What is not good about that solitude? I’ll leave that question open for the moment.

Rousseau does go on to remark on the difference between his Genesis and the lesson of Locke, who Rousseau is tracking – Locke, who writes that not it is time for his gentleman to marry. Since I do not have the honor of raising a gentleman, Rousseau says, I will refrain from imitating Locke in this.

As for women: we can see that her first appearance, here, is as a negation, a necessary supplement, as pure company, as though, from the beginning, she is not alone. We can already see that this creation story is turning in the hands of its creator, and not exactly where those hands want it to go. This notion of women as company, as, on the primary level, a companion, will certainly determine woman’s education. But the denial of solitude in that first diktat will always fuck it up. Woman’s solitude will slide and hide under the hands of that creator and find their place in spite of his hands, ultimately corrupting woman’s companion-ship and throwing into question the education/creation of both Emile and Sophie.

“Sophie ought to be a woman as Emile is a man, that is to say, have all that is conformable to the constitution of her species and her sex in order to fill her place in the physical and moral order.

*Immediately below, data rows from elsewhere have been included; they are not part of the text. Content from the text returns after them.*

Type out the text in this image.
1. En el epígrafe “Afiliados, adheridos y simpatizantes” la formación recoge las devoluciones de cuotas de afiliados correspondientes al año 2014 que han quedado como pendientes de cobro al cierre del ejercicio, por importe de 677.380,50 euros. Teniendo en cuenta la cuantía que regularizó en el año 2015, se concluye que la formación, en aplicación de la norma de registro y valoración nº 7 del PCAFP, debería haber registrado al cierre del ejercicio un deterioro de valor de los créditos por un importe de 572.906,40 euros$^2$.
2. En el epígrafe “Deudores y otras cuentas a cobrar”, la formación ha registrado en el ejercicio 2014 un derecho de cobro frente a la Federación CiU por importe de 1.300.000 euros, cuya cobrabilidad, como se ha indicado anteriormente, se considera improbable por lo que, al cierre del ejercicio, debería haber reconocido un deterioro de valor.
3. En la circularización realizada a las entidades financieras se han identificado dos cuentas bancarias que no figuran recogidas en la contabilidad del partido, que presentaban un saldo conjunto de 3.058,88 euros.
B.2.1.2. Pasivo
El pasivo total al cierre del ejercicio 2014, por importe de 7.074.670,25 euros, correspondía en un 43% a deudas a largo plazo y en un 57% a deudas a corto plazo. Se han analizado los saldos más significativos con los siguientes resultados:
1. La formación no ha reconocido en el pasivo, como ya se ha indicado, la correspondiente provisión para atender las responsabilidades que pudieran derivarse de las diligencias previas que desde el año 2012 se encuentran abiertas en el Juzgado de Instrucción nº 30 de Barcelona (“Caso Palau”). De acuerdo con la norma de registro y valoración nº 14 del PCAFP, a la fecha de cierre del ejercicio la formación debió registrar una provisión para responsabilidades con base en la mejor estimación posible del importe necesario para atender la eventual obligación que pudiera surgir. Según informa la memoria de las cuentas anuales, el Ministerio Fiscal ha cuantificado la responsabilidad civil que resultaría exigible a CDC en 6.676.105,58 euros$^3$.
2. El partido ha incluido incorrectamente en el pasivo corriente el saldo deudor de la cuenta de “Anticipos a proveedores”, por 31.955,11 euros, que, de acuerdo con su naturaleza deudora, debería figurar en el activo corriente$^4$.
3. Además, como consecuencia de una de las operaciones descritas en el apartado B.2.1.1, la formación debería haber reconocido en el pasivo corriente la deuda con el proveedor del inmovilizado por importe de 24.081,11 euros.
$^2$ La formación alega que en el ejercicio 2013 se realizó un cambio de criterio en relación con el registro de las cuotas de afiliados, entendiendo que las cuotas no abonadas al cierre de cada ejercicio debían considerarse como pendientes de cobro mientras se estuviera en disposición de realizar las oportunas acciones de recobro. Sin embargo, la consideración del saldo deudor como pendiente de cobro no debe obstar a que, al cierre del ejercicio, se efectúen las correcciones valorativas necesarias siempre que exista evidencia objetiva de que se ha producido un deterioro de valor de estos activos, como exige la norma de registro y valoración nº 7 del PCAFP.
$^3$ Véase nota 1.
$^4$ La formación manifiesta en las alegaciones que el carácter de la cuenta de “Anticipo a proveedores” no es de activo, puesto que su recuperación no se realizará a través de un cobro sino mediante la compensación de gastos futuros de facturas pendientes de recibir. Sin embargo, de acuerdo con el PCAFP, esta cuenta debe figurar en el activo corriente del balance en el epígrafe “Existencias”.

Thus, let’s being to examine and conformities and differences of her sex and of ours.”

1 comment:

Roger Gathmann said...

I think this is the right note. I have found the clue, here, to the place of women in the rise of the happiness culture - which, in one way, was a huge advance for women, whether bourgeois, proletariat, or peasant. And on the other side, was from the beginning distorted by the remnants of the traditional definition of women as dependents that was shaken off, and renewed itself, in every stage of my history.